Des générations de chrétiens ont cru fermement que la création d’Adam et Eve dans Genèse 2 est une description du bref récit des origines de l’homme le sixième jour de la création de Genèse 1. Cette interprétation traditionnelle littérale affirme que l’histoire humaine débute avec les événements localisés dans le jardin d’Eden. Selon les créationnistes de la jeune terre et les créationnistes progressifs, ces passages nous donnent des preuves bibliques indiscutables contre l’évolution de l’homme. Toutefois, la création de novo des organismes vivants (voir la partie 1 de cette série) correspondait à la science de l’époque dans le Proche Orient ancien, et ceci remet en question l’historicité de la création des hommes telle qu’elle est décrite dans la Bible.
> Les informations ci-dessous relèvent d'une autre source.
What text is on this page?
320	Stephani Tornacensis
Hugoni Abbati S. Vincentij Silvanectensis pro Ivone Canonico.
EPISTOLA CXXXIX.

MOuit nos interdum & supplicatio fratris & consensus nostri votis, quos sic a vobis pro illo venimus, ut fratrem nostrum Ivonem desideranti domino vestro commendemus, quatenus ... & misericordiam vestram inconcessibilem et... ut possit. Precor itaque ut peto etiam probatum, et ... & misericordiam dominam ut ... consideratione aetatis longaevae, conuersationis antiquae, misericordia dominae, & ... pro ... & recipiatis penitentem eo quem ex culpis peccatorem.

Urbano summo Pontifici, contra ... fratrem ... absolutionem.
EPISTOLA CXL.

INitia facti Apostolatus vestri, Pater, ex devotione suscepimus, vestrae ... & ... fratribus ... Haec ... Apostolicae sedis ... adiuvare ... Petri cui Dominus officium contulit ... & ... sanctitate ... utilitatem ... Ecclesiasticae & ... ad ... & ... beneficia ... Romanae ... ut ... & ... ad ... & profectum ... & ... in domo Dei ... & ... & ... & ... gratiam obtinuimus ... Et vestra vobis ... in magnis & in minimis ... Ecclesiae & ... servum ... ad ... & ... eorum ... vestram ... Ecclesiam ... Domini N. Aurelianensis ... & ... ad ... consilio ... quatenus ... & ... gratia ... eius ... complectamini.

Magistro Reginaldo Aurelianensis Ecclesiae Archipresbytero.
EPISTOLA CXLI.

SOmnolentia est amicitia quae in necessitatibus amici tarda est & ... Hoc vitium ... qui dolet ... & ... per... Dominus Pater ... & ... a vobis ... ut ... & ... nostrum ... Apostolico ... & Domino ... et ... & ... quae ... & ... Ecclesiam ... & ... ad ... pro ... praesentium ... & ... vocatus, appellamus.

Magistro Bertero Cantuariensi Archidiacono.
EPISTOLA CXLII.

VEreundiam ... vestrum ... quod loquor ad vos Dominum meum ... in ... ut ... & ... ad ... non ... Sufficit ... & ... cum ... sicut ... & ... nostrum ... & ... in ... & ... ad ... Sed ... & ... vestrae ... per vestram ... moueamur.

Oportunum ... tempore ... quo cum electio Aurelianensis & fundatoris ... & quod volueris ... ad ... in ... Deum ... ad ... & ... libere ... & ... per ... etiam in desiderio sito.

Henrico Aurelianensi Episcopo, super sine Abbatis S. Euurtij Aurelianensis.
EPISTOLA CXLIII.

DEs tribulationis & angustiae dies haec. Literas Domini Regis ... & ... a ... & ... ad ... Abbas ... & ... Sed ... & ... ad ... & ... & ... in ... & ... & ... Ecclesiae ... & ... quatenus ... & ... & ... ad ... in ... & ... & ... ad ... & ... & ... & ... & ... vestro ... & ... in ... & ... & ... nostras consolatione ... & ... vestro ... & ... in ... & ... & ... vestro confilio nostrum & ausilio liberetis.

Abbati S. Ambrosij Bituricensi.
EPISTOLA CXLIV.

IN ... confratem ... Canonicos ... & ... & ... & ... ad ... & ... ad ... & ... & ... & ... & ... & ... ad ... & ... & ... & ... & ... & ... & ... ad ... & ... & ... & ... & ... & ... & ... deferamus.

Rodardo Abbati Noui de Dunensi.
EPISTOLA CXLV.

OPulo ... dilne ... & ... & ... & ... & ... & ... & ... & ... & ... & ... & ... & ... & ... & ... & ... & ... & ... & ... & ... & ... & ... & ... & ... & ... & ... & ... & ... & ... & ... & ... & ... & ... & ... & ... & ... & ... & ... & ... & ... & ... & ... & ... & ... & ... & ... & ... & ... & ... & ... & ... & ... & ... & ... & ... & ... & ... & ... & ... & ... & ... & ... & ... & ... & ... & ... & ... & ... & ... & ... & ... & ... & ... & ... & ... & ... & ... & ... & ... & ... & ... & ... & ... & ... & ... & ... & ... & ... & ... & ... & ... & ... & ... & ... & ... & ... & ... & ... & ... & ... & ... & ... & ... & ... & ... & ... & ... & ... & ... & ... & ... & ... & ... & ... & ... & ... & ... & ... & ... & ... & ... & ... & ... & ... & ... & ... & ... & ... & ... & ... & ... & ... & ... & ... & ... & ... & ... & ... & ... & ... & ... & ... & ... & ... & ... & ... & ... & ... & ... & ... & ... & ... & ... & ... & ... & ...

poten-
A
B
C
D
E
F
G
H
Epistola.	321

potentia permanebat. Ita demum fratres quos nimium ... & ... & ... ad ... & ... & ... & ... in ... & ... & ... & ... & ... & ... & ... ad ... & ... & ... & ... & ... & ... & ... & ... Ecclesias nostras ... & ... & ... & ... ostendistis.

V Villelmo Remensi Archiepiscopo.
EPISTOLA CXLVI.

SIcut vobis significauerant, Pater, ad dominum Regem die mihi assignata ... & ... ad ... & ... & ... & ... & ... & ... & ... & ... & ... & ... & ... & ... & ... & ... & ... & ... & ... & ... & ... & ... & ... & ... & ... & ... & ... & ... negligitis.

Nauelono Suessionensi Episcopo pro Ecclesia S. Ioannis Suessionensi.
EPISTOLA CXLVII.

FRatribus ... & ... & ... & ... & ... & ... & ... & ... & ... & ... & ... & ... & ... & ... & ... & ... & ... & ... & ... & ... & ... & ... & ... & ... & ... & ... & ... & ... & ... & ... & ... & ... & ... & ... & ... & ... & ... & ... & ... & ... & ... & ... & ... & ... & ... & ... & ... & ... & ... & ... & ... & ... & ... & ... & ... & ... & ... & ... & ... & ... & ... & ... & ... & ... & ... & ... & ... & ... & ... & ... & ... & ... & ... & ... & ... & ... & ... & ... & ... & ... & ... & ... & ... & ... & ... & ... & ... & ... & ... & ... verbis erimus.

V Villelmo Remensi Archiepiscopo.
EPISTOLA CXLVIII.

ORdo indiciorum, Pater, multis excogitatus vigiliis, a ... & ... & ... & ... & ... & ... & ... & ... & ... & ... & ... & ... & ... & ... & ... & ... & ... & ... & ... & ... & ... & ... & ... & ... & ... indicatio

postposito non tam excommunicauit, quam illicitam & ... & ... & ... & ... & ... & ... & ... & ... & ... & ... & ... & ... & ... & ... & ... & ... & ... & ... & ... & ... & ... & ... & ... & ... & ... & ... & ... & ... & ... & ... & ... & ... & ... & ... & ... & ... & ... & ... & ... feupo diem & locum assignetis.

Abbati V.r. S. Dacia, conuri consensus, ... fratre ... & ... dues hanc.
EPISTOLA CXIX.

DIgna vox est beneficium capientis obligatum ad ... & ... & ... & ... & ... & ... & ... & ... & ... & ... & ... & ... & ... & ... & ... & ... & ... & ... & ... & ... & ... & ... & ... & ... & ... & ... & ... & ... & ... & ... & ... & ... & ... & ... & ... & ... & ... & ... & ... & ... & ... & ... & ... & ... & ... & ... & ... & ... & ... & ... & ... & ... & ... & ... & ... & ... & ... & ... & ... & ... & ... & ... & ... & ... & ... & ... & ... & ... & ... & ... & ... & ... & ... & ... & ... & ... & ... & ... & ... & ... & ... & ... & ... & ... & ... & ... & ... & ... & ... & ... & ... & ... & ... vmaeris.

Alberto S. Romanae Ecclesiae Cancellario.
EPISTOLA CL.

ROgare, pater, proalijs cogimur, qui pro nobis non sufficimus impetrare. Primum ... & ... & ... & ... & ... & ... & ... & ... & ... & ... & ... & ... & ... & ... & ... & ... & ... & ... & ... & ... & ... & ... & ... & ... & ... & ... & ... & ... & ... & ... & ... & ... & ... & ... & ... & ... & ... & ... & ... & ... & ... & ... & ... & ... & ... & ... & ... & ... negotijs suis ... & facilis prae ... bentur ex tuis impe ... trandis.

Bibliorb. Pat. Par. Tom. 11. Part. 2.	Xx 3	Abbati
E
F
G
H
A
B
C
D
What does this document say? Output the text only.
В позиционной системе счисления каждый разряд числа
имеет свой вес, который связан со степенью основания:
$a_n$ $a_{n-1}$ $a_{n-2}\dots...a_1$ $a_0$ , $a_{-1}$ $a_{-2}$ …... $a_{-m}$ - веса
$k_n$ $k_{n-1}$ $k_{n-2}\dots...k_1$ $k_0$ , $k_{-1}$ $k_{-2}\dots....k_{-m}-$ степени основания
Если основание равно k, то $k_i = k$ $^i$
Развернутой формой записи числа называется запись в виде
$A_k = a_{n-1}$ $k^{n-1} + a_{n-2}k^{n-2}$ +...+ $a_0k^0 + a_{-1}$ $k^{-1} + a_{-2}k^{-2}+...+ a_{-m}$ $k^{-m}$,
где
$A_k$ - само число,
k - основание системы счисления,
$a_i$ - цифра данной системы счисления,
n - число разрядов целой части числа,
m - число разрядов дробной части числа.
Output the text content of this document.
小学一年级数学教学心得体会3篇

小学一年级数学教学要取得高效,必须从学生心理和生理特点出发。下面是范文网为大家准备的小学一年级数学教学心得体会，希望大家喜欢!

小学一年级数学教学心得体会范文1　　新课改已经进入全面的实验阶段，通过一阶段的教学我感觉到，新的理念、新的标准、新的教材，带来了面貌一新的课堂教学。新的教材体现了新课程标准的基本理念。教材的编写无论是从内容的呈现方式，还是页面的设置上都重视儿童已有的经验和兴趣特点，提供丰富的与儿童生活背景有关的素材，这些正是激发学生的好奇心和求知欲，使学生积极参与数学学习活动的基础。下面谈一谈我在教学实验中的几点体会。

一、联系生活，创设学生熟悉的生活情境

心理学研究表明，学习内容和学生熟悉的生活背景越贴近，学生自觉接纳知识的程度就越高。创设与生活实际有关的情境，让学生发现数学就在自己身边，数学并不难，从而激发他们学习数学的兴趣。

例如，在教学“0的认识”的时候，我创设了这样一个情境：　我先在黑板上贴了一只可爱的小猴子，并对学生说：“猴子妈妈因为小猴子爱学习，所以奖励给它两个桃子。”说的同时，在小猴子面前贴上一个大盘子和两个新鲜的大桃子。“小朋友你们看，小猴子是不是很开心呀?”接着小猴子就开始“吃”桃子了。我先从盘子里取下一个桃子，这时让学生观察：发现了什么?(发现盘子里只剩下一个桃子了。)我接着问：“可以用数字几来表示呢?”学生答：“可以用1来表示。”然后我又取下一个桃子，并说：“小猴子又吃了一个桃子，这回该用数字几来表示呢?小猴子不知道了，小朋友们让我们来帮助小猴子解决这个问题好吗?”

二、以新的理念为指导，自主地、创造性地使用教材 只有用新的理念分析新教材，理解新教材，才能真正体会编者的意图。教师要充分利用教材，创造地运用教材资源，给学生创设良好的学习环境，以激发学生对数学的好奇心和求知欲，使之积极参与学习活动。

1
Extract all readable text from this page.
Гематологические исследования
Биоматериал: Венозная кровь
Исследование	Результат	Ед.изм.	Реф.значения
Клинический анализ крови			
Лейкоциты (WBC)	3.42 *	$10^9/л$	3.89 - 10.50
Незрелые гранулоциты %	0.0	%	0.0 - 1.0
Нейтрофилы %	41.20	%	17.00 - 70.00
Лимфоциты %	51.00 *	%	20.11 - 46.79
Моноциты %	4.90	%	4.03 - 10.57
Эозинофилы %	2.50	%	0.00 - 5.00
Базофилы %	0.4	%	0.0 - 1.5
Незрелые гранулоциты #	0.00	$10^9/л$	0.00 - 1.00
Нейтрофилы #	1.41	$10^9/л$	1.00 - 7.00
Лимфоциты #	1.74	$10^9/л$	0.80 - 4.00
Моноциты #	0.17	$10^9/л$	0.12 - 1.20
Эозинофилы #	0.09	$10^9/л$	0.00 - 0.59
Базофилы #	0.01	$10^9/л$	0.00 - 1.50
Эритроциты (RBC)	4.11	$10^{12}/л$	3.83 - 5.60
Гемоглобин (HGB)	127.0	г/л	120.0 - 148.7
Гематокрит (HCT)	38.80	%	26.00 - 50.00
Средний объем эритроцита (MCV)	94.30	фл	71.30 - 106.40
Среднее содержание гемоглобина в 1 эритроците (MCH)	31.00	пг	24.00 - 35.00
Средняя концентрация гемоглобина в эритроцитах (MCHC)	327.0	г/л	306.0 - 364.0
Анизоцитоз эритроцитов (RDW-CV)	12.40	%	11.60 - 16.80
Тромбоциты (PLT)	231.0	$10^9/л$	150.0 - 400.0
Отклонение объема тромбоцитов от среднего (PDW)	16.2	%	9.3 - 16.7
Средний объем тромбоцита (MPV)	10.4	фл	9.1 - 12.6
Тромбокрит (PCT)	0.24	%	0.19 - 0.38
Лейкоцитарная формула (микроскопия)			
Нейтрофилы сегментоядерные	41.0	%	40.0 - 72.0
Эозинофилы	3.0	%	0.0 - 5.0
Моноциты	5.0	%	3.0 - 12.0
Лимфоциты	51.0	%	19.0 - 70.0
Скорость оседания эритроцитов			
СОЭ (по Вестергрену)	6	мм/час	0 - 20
Comme tous les récits des origines, Genèse 2 est étiologique. Ce récit nous offre une explication de l’existence des choses et des êtres connus à l’auteur inspiré par le Saint Esprit ainsi qu’à ses premiers auditeurs – la végétation, les animaux terrestres, les oiseaux et les hommes. Et comme dans tout récit ancien typique des origines, le Seigneur Dieu les a créés de novo ; c’est-à-dire, ils ont été créés rapidement et complètement formés. Mais Genèse 2 se focalise surtout sur les origines de l’humanité. Adam est formé « à partir de la poussière du sol » (v.7). Il faut remarquer que l’usage de la terre dans le but de former rapidement des êtres humains apparaît dans d’autres histoires de création du Proche Orient ancien. Par exemple, le récit d’Atrahasis des origines nous dit qu’une déesse a mélangé de l’argile avec le sang d’un dieu assassiné pour façonner sept mâles et sept femelles. Dans Enki et Ninmah, un être divin alcoolisé utilise la terre pour fabriquer un être humain imparfait. Et de l’argile est aussi utilisé pour former un homme dans l’épopée de Gilgamesh. Les dieux de beaucoup de ces récits païens créent l’humanité dans le but de s’affranchir du travail. Le message est que les hommes et les femmes sont essentiellement des esclaves des dieux. De manière très contrastée, Genèse 2 nous présente un message de foi : Dieu prend soin de l’humanité. Il satisfait ses besoins physiques et psychologiques en leur donnant de la nourriture et de la compagnie. Le Dieu d’amour se révèle dès les toutes premières étapes de la révélation biblique.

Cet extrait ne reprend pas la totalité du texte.